Demi-finalistes malheureux à Séville deux ans plus tôt, les Bleus ne semblent pas embarrassés par la pression. Ils héritent d’un coup franc après une faute sur Platini. Jean-François Domergue, le Toulousain, itularisé en raison de la suspension de Manuel Amoros, entre une première fois en scène. Frappe du gauche dans la lucarne. 1-0 (24e). "J’ai dit : « Je le sens ». Michel, notre capitaine, m’a dit : « Vas-y ». Est-ce que Bento, le gardien portugais, a cru que Michel allait frapper ? On voit qu’il bouge, qu’il anticipe un peu sur sa gauche. J’ai tiré pleine force, extérieur pied gauche, et le ballon est parti dans la lunette (sur la droite du gardien). C’est phénoménal, un moment super", s’est souvenu l’arrière gauche au micro de FFFtv (voir ci-dessous).


Jean Tigana, ici à la lutte avec l'attaquant portugais Jordao, auteur d'un doublé : son dernier coup de rein (119e) fera basculer le sort de ce match fou. (Photo AFP).

Le temps passe, les Bleus sont partagés entre l’envie de doubler la mise - les occasions ne manquent pas - et la volonté de préserver leur but d’avance. Les Portugais finissent par égaliser par Jordao (photo ci-dessus), qui, de la tête, trompe Joël Bats (1-1, 74e). Au cours de la prolongation qui suit, ce même Jordao, à la réception d’un centre de Fernando Chalana, donne même l’avantage à son équipe : le rebond après sa reprise de volée trompe Bats (1-2, 98e).
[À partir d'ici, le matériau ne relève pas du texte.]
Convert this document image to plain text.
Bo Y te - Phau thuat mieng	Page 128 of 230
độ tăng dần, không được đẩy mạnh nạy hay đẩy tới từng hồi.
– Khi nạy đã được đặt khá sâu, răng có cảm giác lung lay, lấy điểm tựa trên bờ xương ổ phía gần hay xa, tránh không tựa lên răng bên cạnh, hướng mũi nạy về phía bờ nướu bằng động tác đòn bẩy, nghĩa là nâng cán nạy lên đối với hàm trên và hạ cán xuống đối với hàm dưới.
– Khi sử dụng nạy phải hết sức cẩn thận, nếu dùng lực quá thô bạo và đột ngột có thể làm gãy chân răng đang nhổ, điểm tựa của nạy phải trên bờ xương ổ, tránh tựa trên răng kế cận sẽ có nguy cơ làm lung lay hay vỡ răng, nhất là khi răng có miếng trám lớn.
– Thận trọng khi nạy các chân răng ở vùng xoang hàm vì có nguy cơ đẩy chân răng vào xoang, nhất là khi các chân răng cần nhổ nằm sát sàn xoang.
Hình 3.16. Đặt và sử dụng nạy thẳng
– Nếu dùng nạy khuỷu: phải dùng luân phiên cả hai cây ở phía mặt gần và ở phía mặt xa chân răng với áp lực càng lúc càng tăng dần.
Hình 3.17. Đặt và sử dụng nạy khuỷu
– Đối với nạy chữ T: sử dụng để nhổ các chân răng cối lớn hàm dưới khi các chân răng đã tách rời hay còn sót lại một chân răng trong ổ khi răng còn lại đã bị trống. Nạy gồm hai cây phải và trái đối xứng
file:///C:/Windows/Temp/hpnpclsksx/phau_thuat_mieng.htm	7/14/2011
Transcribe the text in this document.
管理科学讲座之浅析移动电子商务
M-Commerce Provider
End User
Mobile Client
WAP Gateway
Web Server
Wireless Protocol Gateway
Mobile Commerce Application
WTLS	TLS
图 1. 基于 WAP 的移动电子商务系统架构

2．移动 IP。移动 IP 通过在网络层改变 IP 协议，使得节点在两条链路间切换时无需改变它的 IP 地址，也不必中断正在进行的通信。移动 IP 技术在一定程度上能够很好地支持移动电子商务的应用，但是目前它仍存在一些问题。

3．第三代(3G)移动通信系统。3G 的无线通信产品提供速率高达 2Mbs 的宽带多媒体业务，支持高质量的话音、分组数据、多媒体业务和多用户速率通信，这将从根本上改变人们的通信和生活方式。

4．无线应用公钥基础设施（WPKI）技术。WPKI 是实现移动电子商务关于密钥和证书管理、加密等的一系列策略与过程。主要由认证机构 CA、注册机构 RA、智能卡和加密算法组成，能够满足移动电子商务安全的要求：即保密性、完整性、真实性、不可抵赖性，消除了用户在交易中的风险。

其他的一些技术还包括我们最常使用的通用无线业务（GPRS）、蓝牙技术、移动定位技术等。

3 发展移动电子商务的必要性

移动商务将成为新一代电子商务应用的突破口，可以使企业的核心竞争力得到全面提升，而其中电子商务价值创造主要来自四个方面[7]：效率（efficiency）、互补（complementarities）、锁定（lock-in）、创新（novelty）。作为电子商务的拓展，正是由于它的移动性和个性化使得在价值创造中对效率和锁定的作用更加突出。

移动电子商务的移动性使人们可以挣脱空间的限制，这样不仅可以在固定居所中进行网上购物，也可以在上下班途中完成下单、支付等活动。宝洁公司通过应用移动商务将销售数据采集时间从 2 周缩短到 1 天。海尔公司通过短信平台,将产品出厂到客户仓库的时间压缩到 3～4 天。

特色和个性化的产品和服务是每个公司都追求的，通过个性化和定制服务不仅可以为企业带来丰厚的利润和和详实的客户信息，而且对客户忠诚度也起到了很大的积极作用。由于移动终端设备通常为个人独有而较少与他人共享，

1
Les fantômes de Séville et du France-RFA commence à hanter le Vélodrome. "À 1-2, tout semble nous tomber dessus mais on avait le sentiment que c’était le moment de faire quelque chose", se remémore Jean-François Domergue, auteur du but égalisateur (2-2, 114e), à l’affût d’un contre favorable à Yvon Le Roux et d’un relais de Michel Platini. Quatre minutes plus tard, alors que les tirs au but se profilent, Jean Tigana (photo ci-dessus)se lance dans une dernière course folle, transperce la défense portugaise côté droit et adresse un centre en retrait à Michel Platini. En pivot, le numéro 10 ajuste Bento (119e, photo ci-dessous). La France s’impose 3-2, dans une ambiance indescriptible. Elle tient sa finale, contre l’Espagne, qu’elle remportera, quatre jours plus tard, au Parc des Princes.


119e minute, au bout du suspense, Michel Platini donne la victoire aux Bleus (son huitième but personnel dans cet Euro) dans un stade Vélodrome en transe. (Photo AFP).